Sometime in the recent past there was a story that took place at the 1933 Chicago World’s Fair. Here’s the promo, straight off The History Detective website:
A Colorado woman wants to know if a silver baby cup from the 1933 Chicago World's Fair, engraved with the name "Patricia", can unlock the mystery to her mother's unusual start in life.
Family lore says the Chicago Public Health Board took premature Patricia from her shoebox cradle at home and put her in an incubator at the 1933 Chicago World’s Fair. But why were babies exhibited at the Chicago World’s Fair?
History Detectives learns about the forgotten doctor who brought life saving incubator technology to the United States at the turn of the 20th century.

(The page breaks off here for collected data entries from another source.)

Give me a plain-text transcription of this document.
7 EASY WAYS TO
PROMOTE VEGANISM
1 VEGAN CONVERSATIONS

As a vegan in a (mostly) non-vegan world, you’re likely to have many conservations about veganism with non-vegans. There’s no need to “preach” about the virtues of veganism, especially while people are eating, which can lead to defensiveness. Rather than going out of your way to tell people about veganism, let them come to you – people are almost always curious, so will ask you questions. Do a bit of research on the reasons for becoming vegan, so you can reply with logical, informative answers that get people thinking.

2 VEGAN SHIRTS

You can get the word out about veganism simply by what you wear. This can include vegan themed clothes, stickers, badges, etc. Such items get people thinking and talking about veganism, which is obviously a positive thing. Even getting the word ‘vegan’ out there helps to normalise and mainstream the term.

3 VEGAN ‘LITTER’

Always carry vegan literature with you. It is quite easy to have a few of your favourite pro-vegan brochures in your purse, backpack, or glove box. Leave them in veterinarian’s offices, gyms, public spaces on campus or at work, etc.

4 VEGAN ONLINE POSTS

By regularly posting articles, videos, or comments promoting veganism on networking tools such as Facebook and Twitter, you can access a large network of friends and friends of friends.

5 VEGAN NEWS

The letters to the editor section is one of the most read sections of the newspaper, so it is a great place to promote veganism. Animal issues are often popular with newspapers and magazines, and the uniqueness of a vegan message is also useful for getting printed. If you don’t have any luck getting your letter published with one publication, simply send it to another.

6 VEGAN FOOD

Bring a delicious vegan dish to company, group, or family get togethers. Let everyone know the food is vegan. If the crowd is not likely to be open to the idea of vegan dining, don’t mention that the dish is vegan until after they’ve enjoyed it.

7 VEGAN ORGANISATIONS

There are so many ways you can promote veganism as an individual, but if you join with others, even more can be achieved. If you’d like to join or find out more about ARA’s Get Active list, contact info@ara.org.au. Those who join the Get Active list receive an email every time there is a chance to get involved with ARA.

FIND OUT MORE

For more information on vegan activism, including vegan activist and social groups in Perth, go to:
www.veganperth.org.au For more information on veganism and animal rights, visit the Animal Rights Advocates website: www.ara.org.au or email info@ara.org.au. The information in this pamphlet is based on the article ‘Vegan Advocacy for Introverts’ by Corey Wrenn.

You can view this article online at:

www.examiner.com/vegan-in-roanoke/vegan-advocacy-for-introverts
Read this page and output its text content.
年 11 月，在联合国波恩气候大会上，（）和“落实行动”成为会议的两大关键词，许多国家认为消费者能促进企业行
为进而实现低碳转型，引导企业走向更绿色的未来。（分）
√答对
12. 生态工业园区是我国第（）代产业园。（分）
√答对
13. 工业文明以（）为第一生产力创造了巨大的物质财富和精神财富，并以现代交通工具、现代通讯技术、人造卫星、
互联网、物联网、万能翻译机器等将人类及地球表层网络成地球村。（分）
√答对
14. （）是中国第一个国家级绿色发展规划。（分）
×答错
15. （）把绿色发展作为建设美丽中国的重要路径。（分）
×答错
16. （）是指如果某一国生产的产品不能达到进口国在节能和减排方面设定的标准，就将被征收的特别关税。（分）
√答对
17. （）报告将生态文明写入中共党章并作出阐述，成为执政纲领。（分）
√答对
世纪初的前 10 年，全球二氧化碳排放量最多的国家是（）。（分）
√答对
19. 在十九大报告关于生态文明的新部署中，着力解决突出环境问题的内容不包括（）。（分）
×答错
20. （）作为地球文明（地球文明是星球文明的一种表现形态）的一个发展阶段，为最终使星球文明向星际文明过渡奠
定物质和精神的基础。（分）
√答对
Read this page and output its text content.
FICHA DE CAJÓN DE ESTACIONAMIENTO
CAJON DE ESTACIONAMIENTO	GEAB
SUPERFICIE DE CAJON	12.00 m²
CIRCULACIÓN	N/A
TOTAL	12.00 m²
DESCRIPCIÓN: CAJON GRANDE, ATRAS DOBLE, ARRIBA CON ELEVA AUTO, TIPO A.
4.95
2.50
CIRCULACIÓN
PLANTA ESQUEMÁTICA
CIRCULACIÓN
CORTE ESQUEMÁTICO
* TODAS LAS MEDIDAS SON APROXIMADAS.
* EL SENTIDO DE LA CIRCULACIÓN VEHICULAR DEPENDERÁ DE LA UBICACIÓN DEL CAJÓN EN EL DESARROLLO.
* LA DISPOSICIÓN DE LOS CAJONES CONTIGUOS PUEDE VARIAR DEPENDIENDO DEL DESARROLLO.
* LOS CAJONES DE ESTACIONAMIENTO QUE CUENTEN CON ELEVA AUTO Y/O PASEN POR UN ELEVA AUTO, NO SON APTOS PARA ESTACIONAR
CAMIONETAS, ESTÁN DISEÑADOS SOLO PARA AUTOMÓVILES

The story itself was amazing, but what was more amazing to me was that at least five years earlier I had read “The Hatbox Baby.” a novel set in this same time and place. Watching History Detectives brought back the recollection of that book. So I borrowed the Synopsis of that book from Barnes and Noble’s website here:
On a sweltering summer morning in 1933, a baby is delivered in a hatbox to the Century of Progress Exposition - the World's Fair - in Chicago.
This very tiny baby, born three months early, is brought by his desperate young father to the fair's famous baby doctor, Leo Hoffman, to be saved. Dr. Hoffman - part showman, part scientist - finances his neonatal research by exhibiting a collection of live premature babies in their incubators. His "Infantorium," with its giant test-tube fountain spouting pink-and-blue water and its pair of wading storks, attracts huge, gawking crowds every sultry day.
At the fair, a place of freaks and marvels, mysteries, miracles - and even murders - the notion of what is "normal" and what is not comes into questions daily. And before the summers ends and the fair closes, a number of remarkable persons will invest heavily in this fragile baby's life: Dr. Hoffman; his registered nurses; his wet nurses; the baby's spinster aunt; Caroline Day, the beautiful fan dancer and another of the fair's biggest attractions; and a dwarflike sideshow barker named St. Louis Percy, the fan dancer's cousin, manager, and bodyguard, whose stake in the hatbox baby's future becomes the most serious of all.
Inspired by the real life and work of a pioneering neonatologist, Carrie Brown once again delights us with a richly imagined story about the transforming power of love.
So today’s blog is to encourage you to watch History Detectives if you haven’t done so already; for genealogists it really gives us a look at in-depth research and makes us wish that money were no object for travel to research sites. The blog also is to recommend this most-unusual book “The Hatbox Baby” which has to be one of the loveliest books I’ve read in a long time.